ROANOKE TIMES

                         Roanoke Times
                 Copyright (c) 1995, Landmark Communications, Inc.

DATE: TUESDAY, June 19, 1990                   TAG: 9006190163
SECTION: EXTRA                    PAGE: E-5   EDITION: METRO 
SOURCE: 
DATELINE:                                 LENGTH: Medium


PEOPLE

Hank Williams' long-lost daughter is delighted the U.S. Supreme Court thinks she should have the chance to fight in court for royalties from some of her late father's country music hits.

The high court, without comment, on Monday let stand a federal appeals court ruling that Cathy Yvonne Stone, 37, is entitled to have her legal fight put before a jury.

The court also rejected an appeal by country singer Hank Williams Jr. that sought to reverse an Alabama Supreme Court ruling declaring Stone a legal heir to the elder Williams.

Stone was born in Alabama in 1953, five days after Williams died at age 29. Her mother, Bobbie Jett, and Williams had signed an agreement months earlier in which he acknowledged he might be the father.

Gloria Estefan of the Miami Sound Machine, who broke her back in a bus crash in March, says she had always feared becoming an invalid.

"I've had a premonition all my life that I would become a burden to the people I love," the 32-year-old singer said in the June 25 issue of People. "That's why when we began building our house [in 1987], I had an elevator put in."

Estefan said when she was lying in her tour bus after it was rear-ended by a tractor-trailer March 20, "I thought, `Here it is. This is the thing I've been waiting for.' "

The singer has been working out on exercise machines three times a week and has recovered to the point she can put on her shoes by herself.

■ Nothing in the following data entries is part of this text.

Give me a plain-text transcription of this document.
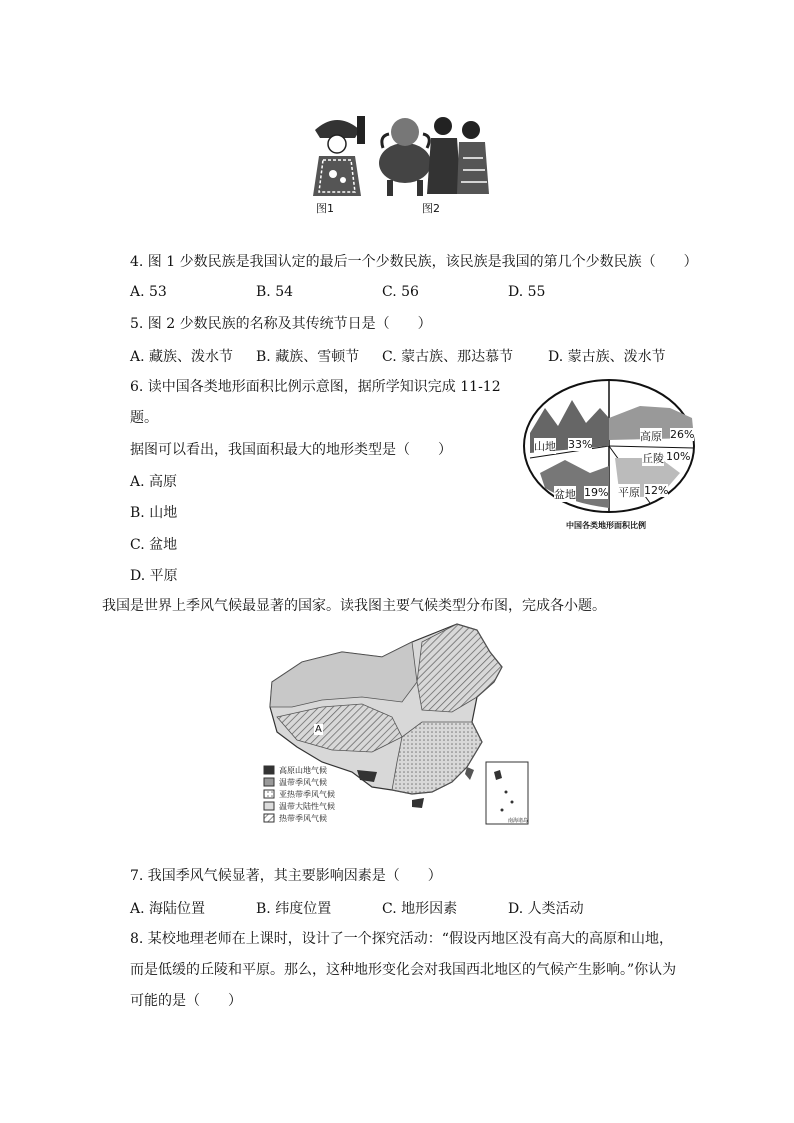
图1	图2
4. 图 1 少数民族是我国认定的最后一个少数民族，该民族是我国的第几个少数民族（　　）
A. 53	B. 54	C. 56	D. 55
5. 图 2 少数民族的名称及其传统节日是（　　）
A. 藏族、泼水节 B. 藏族、雪顿节 C. 蒙古族、那达慕节 D. 蒙古族、泼水节
6. 读中国各类地形面积比例示意图，据所学知识完成 11-12
题。
据图可以看出，我国面积最大的地形类型是（　　）
A. 高原
B. 山地
C. 盆地
D. 平原
山地 33%
高原 26%
丘陵 10%
盆地 19% 平原 12%
中国各类地形面积比例
我国是世界上季风气候最显著的国家。读我图主要气候类型分布图，完成各小题。
A
高原山地气候
温带季风气候
亚热带季风气候
温带大陆性气候
热带季风气候	南海诸岛
7. 我国季风气候显著，其主要影响因素是（　　）
A. 海陆位置	B. 纬度位置	C. 地形因素	D. 人类活动
8. 某校地理老师在上课时，设计了一个探究活动：“假设丙地区没有高大的高原和山地，
而是低缓的丘陵和平原。那么，这种地形变化会对我国西北地区的气候产生影响。”你认为
可能的是（　　）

Richard Dysart, who plays a senior partner on NBC's "L.A. Law" television series, encouraged real-life Kentucky lawyers to do more volunteer legal work.

Dysart, who plays Leland McKenzie on the series, was the keynote speaker at a Lexington banquet for the Kentucky Bar Association.

Dysart also played McKenzie in a 30-second public service announcement taped Friday for the KBA. Dysart did the tape free in hopes lawyers will follow suit and perform more volunteer legal work.

"I say if it gets one Kentucky lawyer to go out to a senior citizens center and show someone how to fill out a government medical form, it's worth the effort," Dysart said.